Sofia possuía o hábito de ir toda semana a
um mesmo salão de beleza perto de sua casa, localizado no subúrbio do Rio de
Janeiro, para que a manicure Marilene cuidasse das unhas de suas mãos e de seus
pés. Avessa àquele ambiente, Sofia sempre ia acompanhada de um livro, costume
esse que não passava despercebido aos olhos de Marilene. Entre um cuidado e
outro com as extremidades dos dedos dos pés de sua cliente, Marilene procurava
ao menos ler (pronunciando sílaba por sílaba sem que se ouvisse um som saindo de
sua boca) o título do livro quando a capa era-lhe acessível aos seus olhos
verdes. Quando Sofia fechava o livro por algum motivo, Marilene sempre
perguntava do que se tratava a leitura e a resposta de Sofia era vaga demais
para a pobre da Marilene: literatura. Na semana seguinte ou no máximo quinze
dias depois, a mesma pergunta já que o livro era sempre diferente. E a mesma
resposta ininteligível para Marilene. Sofia era amante de livros cheio de
histórias e Marilene não entendia como sua cliente não se cansava de ler sempre
sobre um mesmo assunto. Literatura.
Por um motivo que é bastante óbvio ligado
à matemática e à cifrões e que não aprofundaremos no assunto, o salão faliu.
Marilene diante dessa notícia e espertinha que só resolveu manter algumas de suas
clientes atendendo-as em domicílio. Ao invés de Sofia ir até Marilene, agora
Marilene que ia até Sofia tal como Maomé foi às montanhas com a diferença de
que essas jamais tinham ido até Maomé.
Sofia agora, no silêncio de sua casa, permitiu que alguns diálogos fossem travados com sua manicure de forma que algo
além de unhas pintadas era somado àquela relação. Os filhos de ambas passaram a
ser tratados pelos nomes. Da vida de uma, a outra grande parte sabia e a vida
da outra, que frequentara a escola por apenas seis anos, Sofia sem querer
modificou.
Houve um dia em que Marilene, sentindo-se
enfim segura, resolveu perguntar algo que ela jamais havia tido coragem. Por
que Sofia lia tanto sobre o mesmo assunto. A moça demorou a entender a pergunta
de sua curiosa manicure e após algumas frases desconexas relembrando o passado
em que trabalhava no salão e alguns títulos de livros associados à
cores de esmalte, Sofia enfim compreendeu. E da posse dessa compreensão
sobre o mundo de Marilene, Sofia resolveu que responderia à sua manicure. Mas
sem explicar. De uma forma que Marilene além de entender, entrasse um pouco
nesse universo formado de letras impressas que emocionam e modificam quem por
ele viaja. Literatura.
Foi então que ao invés de ler em silêncio,
Sofia agora lia em voz alta contos de Clarice que cabiam naqueles rápidos e meu
Deus cada vez mais rápidos minutos enquanto as cutículas lhe eram subtraídas.

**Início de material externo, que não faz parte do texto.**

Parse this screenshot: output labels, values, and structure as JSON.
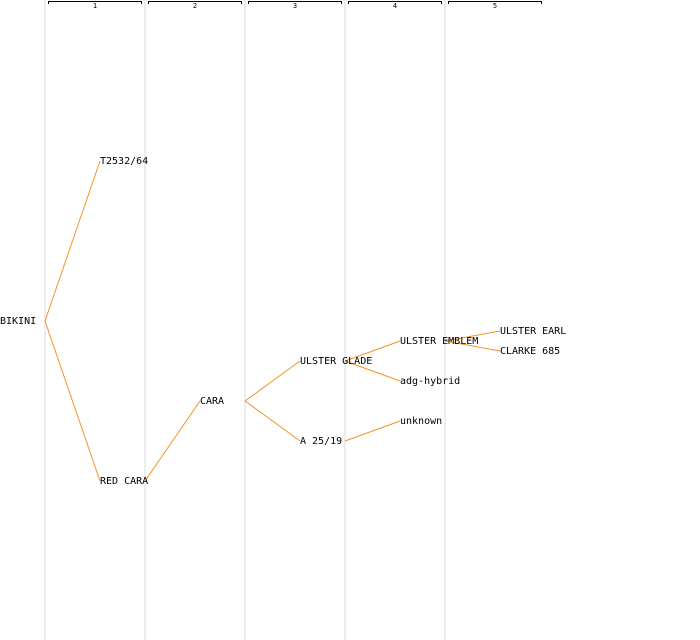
{
  "generations": [
    "1",
    "2",
    "3",
    "4",
    "5"
  ],
  "colors": {
    "link": "#f0952a",
    "divider": "#ededed"
  },
  "nodes": {
    "root": "BIKINI",
    "g1_top": "T2532/64",
    "g1_bottom": "RED CARA",
    "g2": "CARA",
    "g3_top": "ULSTER GLADE",
    "g3_bottom": "A 25/19",
    "g4_top": "ULSTER EMBLEM",
    "g4_mid": "adg-hybrid",
    "g4_bottom": "unknown",
    "g5_top": "ULSTER EARL",
    "g5_bottom": "CLARKE 685"
  }
}
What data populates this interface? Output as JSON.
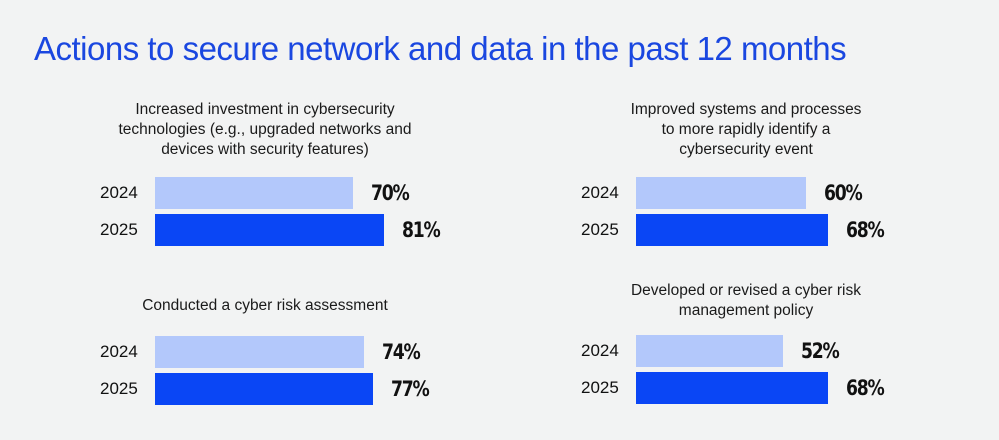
{
  "chart_data": {
    "type": "bar",
    "title": "Actions to secure network and data in the past 12 months",
    "orientation": "horizontal",
    "unit": "%",
    "series_names": [
      "2024",
      "2025"
    ],
    "colors": {
      "2024": "#b3c8fb",
      "2025": "#0a46f5"
    },
    "panels": [
      {
        "title_lines": [
          "Increased investment in cybersecurity",
          "technologies (e.g., upgraded networks and",
          "devices with security features)"
        ],
        "rows": [
          {
            "year": "2024",
            "value": 70,
            "label": "70%"
          },
          {
            "year": "2025",
            "value": 81,
            "label": "81%"
          }
        ]
      },
      {
        "title_lines": [
          "Improved systems and processes",
          "to more rapidly identify a",
          "cybersecurity event"
        ],
        "rows": [
          {
            "year": "2024",
            "value": 60,
            "label": "60%"
          },
          {
            "year": "2025",
            "value": 68,
            "label": "68%"
          }
        ]
      },
      {
        "title_lines": [
          "Conducted a cyber risk assessment"
        ],
        "rows": [
          {
            "year": "2024",
            "value": 74,
            "label": "74%"
          },
          {
            "year": "2025",
            "value": 77,
            "label": "77%"
          }
        ]
      },
      {
        "title_lines": [
          "Developed or revised a cyber risk",
          "management policy"
        ],
        "rows": [
          {
            "year": "2024",
            "value": 52,
            "label": "52%"
          },
          {
            "year": "2025",
            "value": 68,
            "label": "68%"
          }
        ]
      }
    ]
  }
}
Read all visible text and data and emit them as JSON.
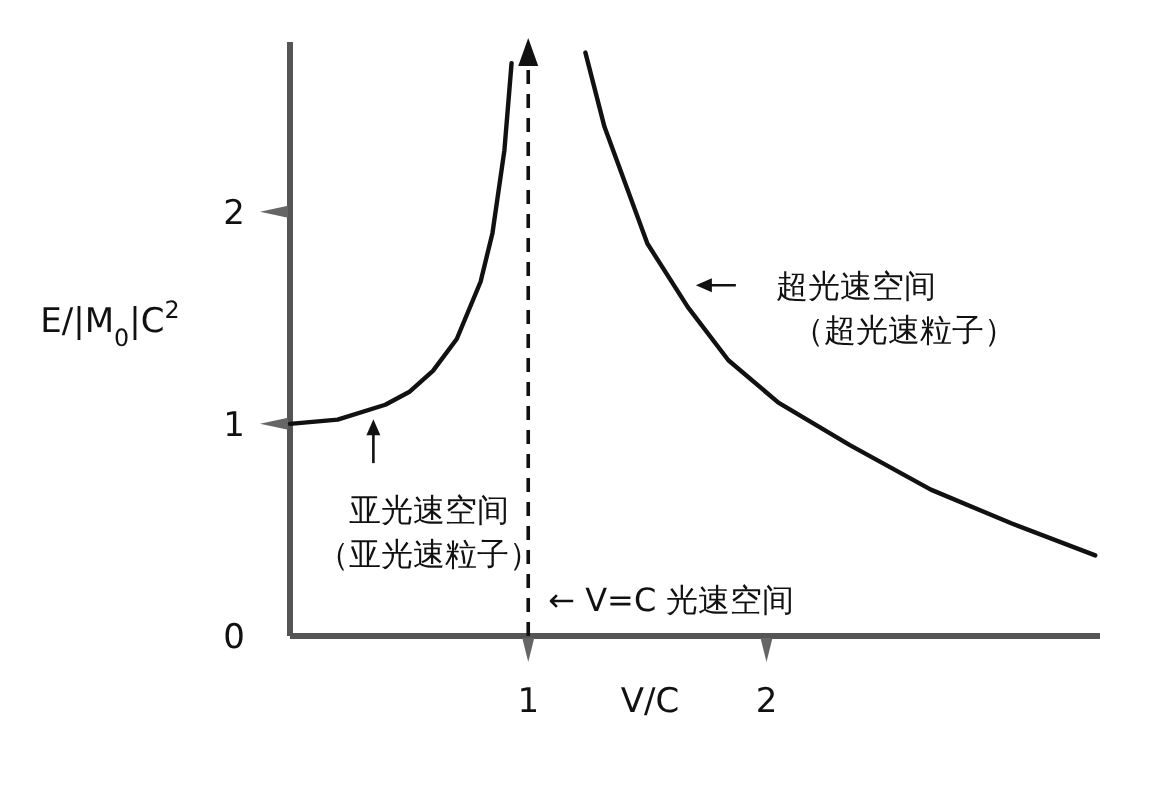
{
  "chart_data": {
    "type": "line",
    "xlabel": "V/C",
    "ylabel": "E/|M$_{0}$|C$^{2}$",
    "xlim": [
      0,
      3.4
    ],
    "ylim": [
      0,
      2.8
    ],
    "xticks": [
      1,
      2
    ],
    "yticks": [
      0,
      1,
      2
    ],
    "grid": false,
    "marker": "none",
    "line_style": "solid",
    "series": [
      {
        "color": "#111111",
        "x": [
          0,
          0.2,
          0.4,
          0.5,
          0.6,
          0.7,
          0.8,
          0.85,
          0.9,
          0.93
        ],
        "values": [
          1.0,
          1.02,
          1.09,
          1.15,
          1.25,
          1.4,
          1.67,
          1.9,
          2.29,
          2.7
        ]
      },
      {
        "color": "#111111",
        "x": [
          1.24,
          1.32,
          1.5,
          1.67,
          1.84,
          2.05,
          2.35,
          2.69,
          3.03,
          3.38
        ],
        "values": [
          2.75,
          2.4,
          1.85,
          1.55,
          1.3,
          1.1,
          0.9,
          0.69,
          0.53,
          0.38
        ]
      }
    ],
    "ref_lines": [
      {
        "axis": "x",
        "value": 1,
        "label": "← V=C 光速空间",
        "line_style": "dashed",
        "color": "#111111"
      }
    ],
    "annotations": [
      {
        "text": "亚光速空间（亚光速粒子）",
        "x": 0.35,
        "y": 1.06
      },
      {
        "text": "超光速空间（超光速粒子）",
        "x": 1.67,
        "y": 1.55
      }
    ]
  }
}
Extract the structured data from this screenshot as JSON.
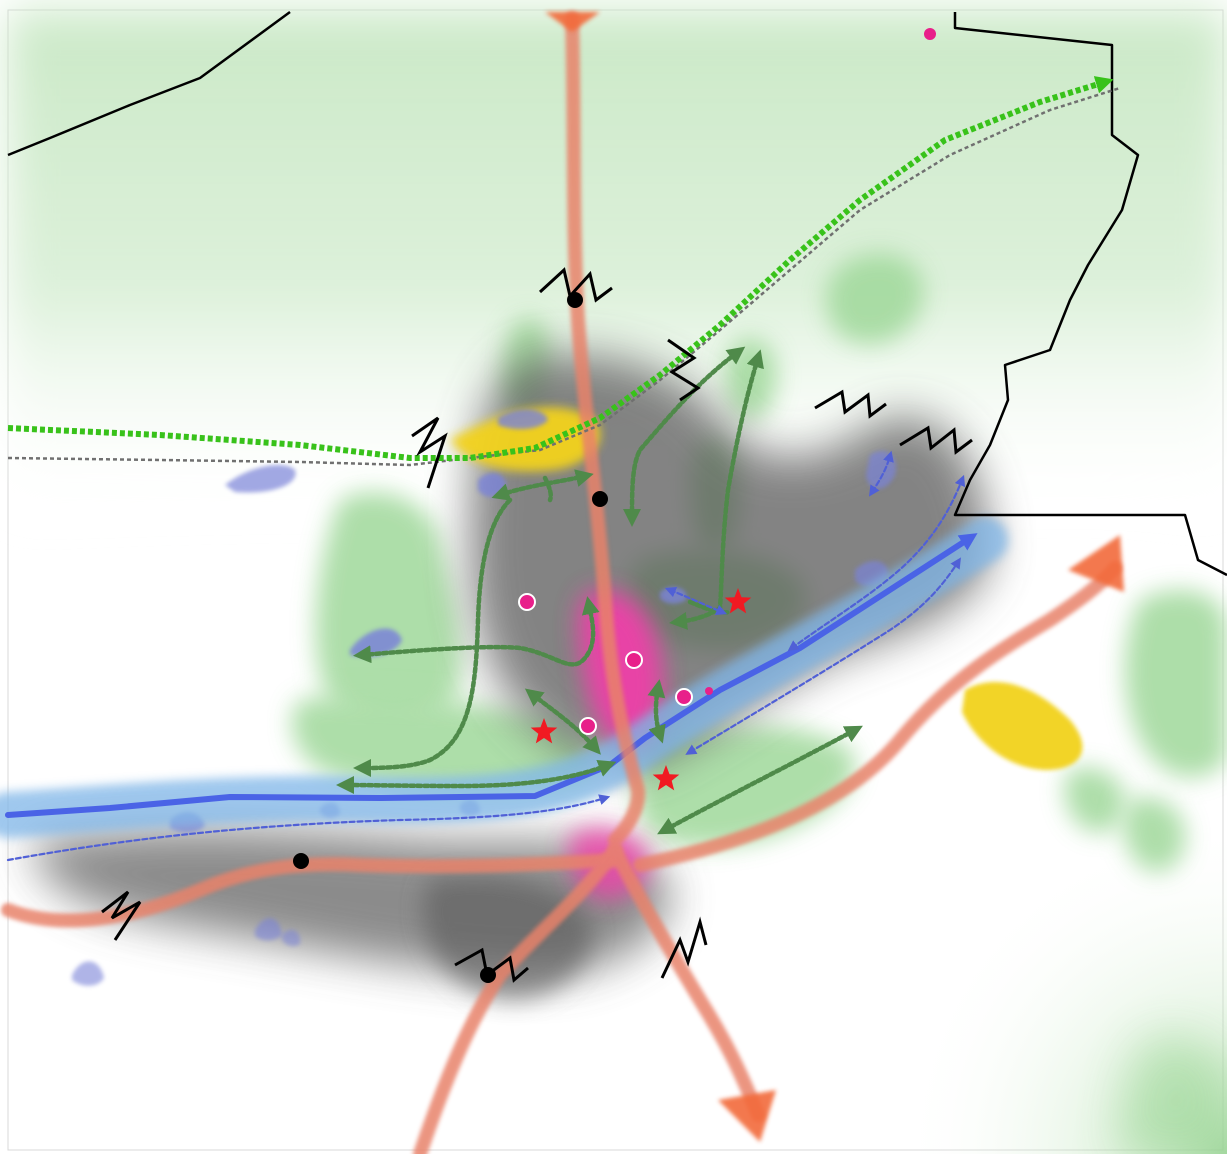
{
  "map": {
    "legend_visible": false,
    "colors": {
      "background": "#ffffff",
      "boundary": "#000000",
      "road_corridor": "#e8826a",
      "road_arrow_head": "#f26b3a",
      "river": "#4a63e6",
      "river_buffer": "#7fb6e8",
      "green_area": "#9fd89a",
      "light_green_wash": "#cdeccb",
      "urban_fabric": "#5a5a5a",
      "centre": "#ee3fa8",
      "yellow_area": "#f2d21a",
      "water_body": "#7a83d8",
      "green_link": "#4f8a4a",
      "primary_green_route": "#38c21a",
      "gray_route": "#707070",
      "blue_link": "#5060d6",
      "node_dot": "#000000",
      "poi_dot": "#e8208a",
      "star": "#f11a22",
      "barrier_symbol": "#000000"
    },
    "symbols": {
      "nodes": "black-dot",
      "points_of_interest": "pink-dot",
      "landmarks": "red-star",
      "barriers": "zigzag",
      "routes": "dotted-arrow"
    }
  }
}
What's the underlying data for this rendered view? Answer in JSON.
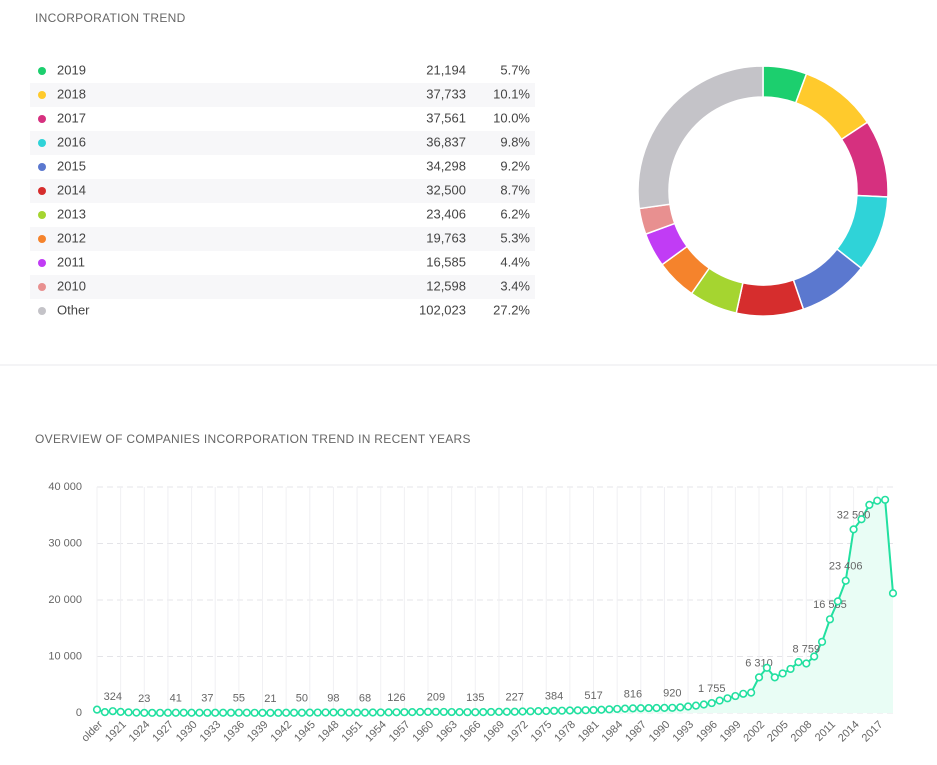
{
  "chart_data": [
    {
      "type": "pie",
      "title": "INCORPORATION TREND",
      "categories": [
        "2019",
        "2018",
        "2017",
        "2016",
        "2015",
        "2014",
        "2013",
        "2012",
        "2011",
        "2010",
        "Other"
      ],
      "values": [
        21194,
        37733,
        37561,
        36837,
        34298,
        32500,
        23406,
        19763,
        16585,
        12598,
        102023
      ],
      "value_labels": [
        "21,194",
        "37,733",
        "37,561",
        "36,837",
        "34,298",
        "32,500",
        "23,406",
        "19,763",
        "16,585",
        "12,598",
        "102,023"
      ],
      "share_labels": [
        "5.7%",
        "10.1%",
        "10.0%",
        "9.8%",
        "9.2%",
        "8.7%",
        "6.2%",
        "5.3%",
        "4.4%",
        "3.4%",
        "27.2%"
      ],
      "colors": [
        "#1ccf6e",
        "#ffca2c",
        "#d6307f",
        "#2fd3d8",
        "#5b78cf",
        "#d62d2d",
        "#a5d530",
        "#f5832c",
        "#c13cf5",
        "#e89090",
        "#c4c3c8"
      ]
    },
    {
      "type": "line",
      "title": "OVERVIEW OF COMPANIES INCORPORATION TREND IN RECENT YEARS",
      "categories": [
        "older",
        null,
        null,
        "1921",
        null,
        null,
        "1924",
        null,
        null,
        "1927",
        null,
        null,
        "1930",
        null,
        null,
        "1933",
        null,
        null,
        "1936",
        null,
        null,
        "1939",
        null,
        null,
        "1942",
        null,
        null,
        "1945",
        null,
        null,
        "1948",
        null,
        null,
        "1951",
        null,
        null,
        "1954",
        null,
        null,
        "1957",
        null,
        null,
        "1960",
        null,
        null,
        "1963",
        null,
        null,
        "1966",
        null,
        null,
        "1969",
        null,
        null,
        "1972",
        null,
        null,
        "1975",
        null,
        null,
        "1978",
        null,
        null,
        "1981",
        null,
        null,
        "1984",
        null,
        null,
        "1987",
        null,
        null,
        "1990",
        null,
        null,
        "1993",
        null,
        null,
        "1996",
        null,
        null,
        "1999",
        null,
        null,
        "2002",
        null,
        null,
        "2005",
        null,
        null,
        "2008",
        null,
        null,
        "2011",
        null,
        null,
        "2014",
        null,
        null,
        "2017",
        null,
        null
      ],
      "values": [
        600,
        150,
        324,
        200,
        120,
        60,
        23,
        30,
        35,
        38,
        41,
        40,
        39,
        38,
        37,
        42,
        48,
        52,
        55,
        45,
        35,
        28,
        21,
        30,
        38,
        45,
        50,
        65,
        80,
        90,
        98,
        90,
        80,
        72,
        68,
        85,
        100,
        115,
        126,
        140,
        160,
        180,
        195,
        209,
        190,
        170,
        155,
        145,
        135,
        160,
        185,
        200,
        215,
        227,
        260,
        300,
        330,
        360,
        384,
        410,
        440,
        470,
        495,
        517,
        580,
        650,
        720,
        780,
        816,
        840,
        870,
        890,
        905,
        920,
        1000,
        1150,
        1300,
        1500,
        1755,
        2200,
        2600,
        3000,
        3400,
        3600,
        6310,
        8000,
        6300,
        7000,
        7800,
        9000,
        8759,
        10000,
        12598,
        16585,
        19763,
        23406,
        32500,
        34298,
        36837,
        37561,
        37733,
        21194
      ],
      "value_labels": [
        null,
        null,
        "324",
        null,
        null,
        null,
        "23",
        null,
        null,
        null,
        "41",
        null,
        null,
        null,
        "37",
        null,
        null,
        null,
        "55",
        null,
        null,
        null,
        "21",
        null,
        null,
        null,
        "50",
        null,
        null,
        null,
        "98",
        null,
        null,
        null,
        "68",
        null,
        null,
        null,
        "126",
        null,
        null,
        null,
        null,
        "209",
        null,
        null,
        null,
        null,
        "135",
        null,
        null,
        null,
        null,
        "227",
        null,
        null,
        null,
        null,
        "384",
        null,
        null,
        null,
        null,
        "517",
        null,
        null,
        null,
        null,
        "816",
        null,
        null,
        null,
        null,
        "920",
        null,
        null,
        null,
        null,
        "1 755",
        null,
        null,
        null,
        null,
        null,
        "6 310",
        null,
        null,
        null,
        null,
        null,
        "8 759",
        null,
        null,
        "16 585",
        null,
        "23 406",
        "32 500",
        null,
        null,
        null,
        null,
        null
      ],
      "color": "#22e0a0",
      "fill": "#e9fdf5",
      "ylim": [
        0,
        40000
      ],
      "yticks": [
        0,
        {
          "value": 10000,
          "label": "10 000"
        },
        {
          "value": 20000,
          "label": "20 000"
        },
        {
          "value": 30000,
          "label": "30 000"
        },
        {
          "value": 40000,
          "label": "40 000"
        }
      ],
      "grid": true
    }
  ]
}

Seria um conto por semana. O primeiro foi “Felicidade Clandestina”. Conforme o
conto avançava e a menina de Clarice sofria por não conseguir um livro
emprestado, Marilene acelerava o abrir e fechar do alicate e por fim, antes de
ter terminado o serviço, tinha seus olhos verdes úmidos que acompanhavam fixos
as frases de Clarice lidas por Sofia. O conto terminara e Marilene não voltara
ao seu serviço imediatamente. Levou alguns minutos digerindo todo o alimento
recebido pelos ouvidos. Voltou em silêncio o delicado trabalho. Coloriu as
unhas dos pés de Sofia. Em silêncio. Limpando de forma intermitente seus olhos
e seu nariz com a parte de fora de sua mão direita. Silêncio.
Na semana seguinte, Sofia lera “Restos de
Carnaval” para Marilene. No momento que a menina de Clarice conseguiu uma
fantasia de papel crepom porque havia sobrado material da vestimenta de
carnaval de outra criança, Marilene disse aahhhh no mesmo instante em que levou
a mão que segurava o pincel úmido de esmalte ao peito sujando-lhe a camisa.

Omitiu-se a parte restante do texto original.